Just by looking at photos of the course, a chill descends for most us at the thought of negotiating such trouble. When Padraig Harrington remarked that Whistling Straits would not give the Americans a home field advantage, I thought he was just waging subtle psychological warfare. After looking through the course, I believe he’s right. In some photos, it appears as though the people tasked with building the greens and tees did their work, but the fairway person forgot to show up, not to mention the water.

The cancellation, which is what it really is, is going to have a good or bad effect on the event when the Ryder Cup finally takes place, depending on how you view good or bad.  Hopefully, coronavirus will have receded to the point where everyone can come out of their rabbit holes.

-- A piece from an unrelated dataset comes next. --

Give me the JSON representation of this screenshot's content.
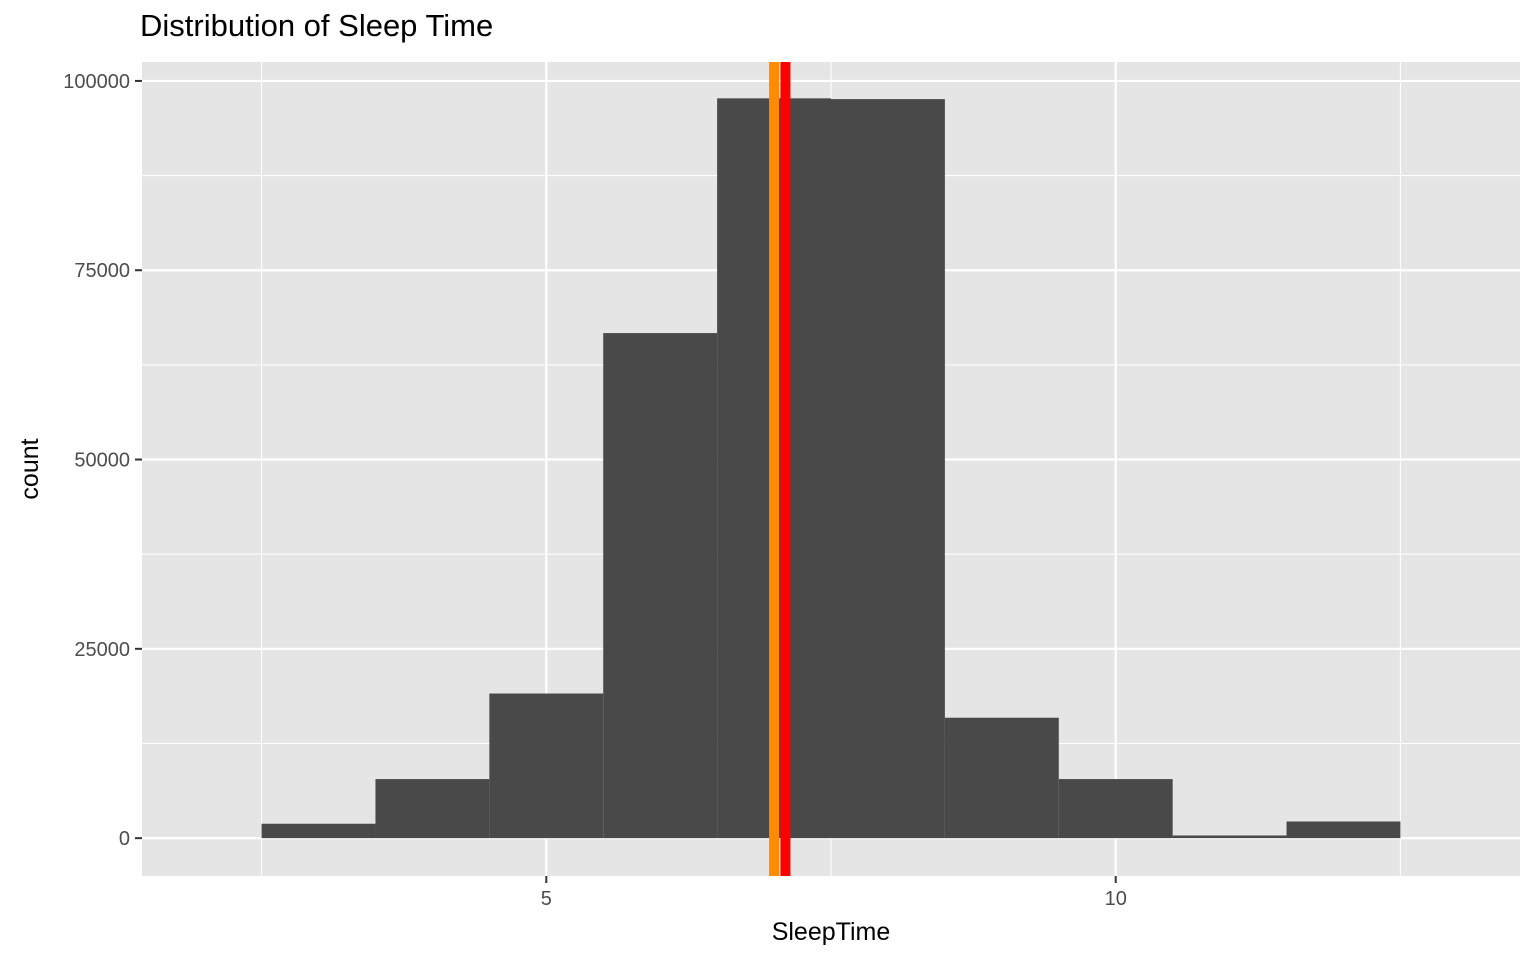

Regardless, European golfers who enjoy nothing more than throwing American minds into a tailspin will arrive with extra venom in their bags. Americans, on the other hand, will be backed up by a mob that has been forced to stay indoors for month after month because people just couldn’t stand not being at the beach – what my father called the “I, I, Me, Me, Gimme, Gimme” folks.

I, for one, am concerned over a Sergio Garcia who has been forced to wait two years.  With that much pent-up energy, he might give us the best show of his life so far.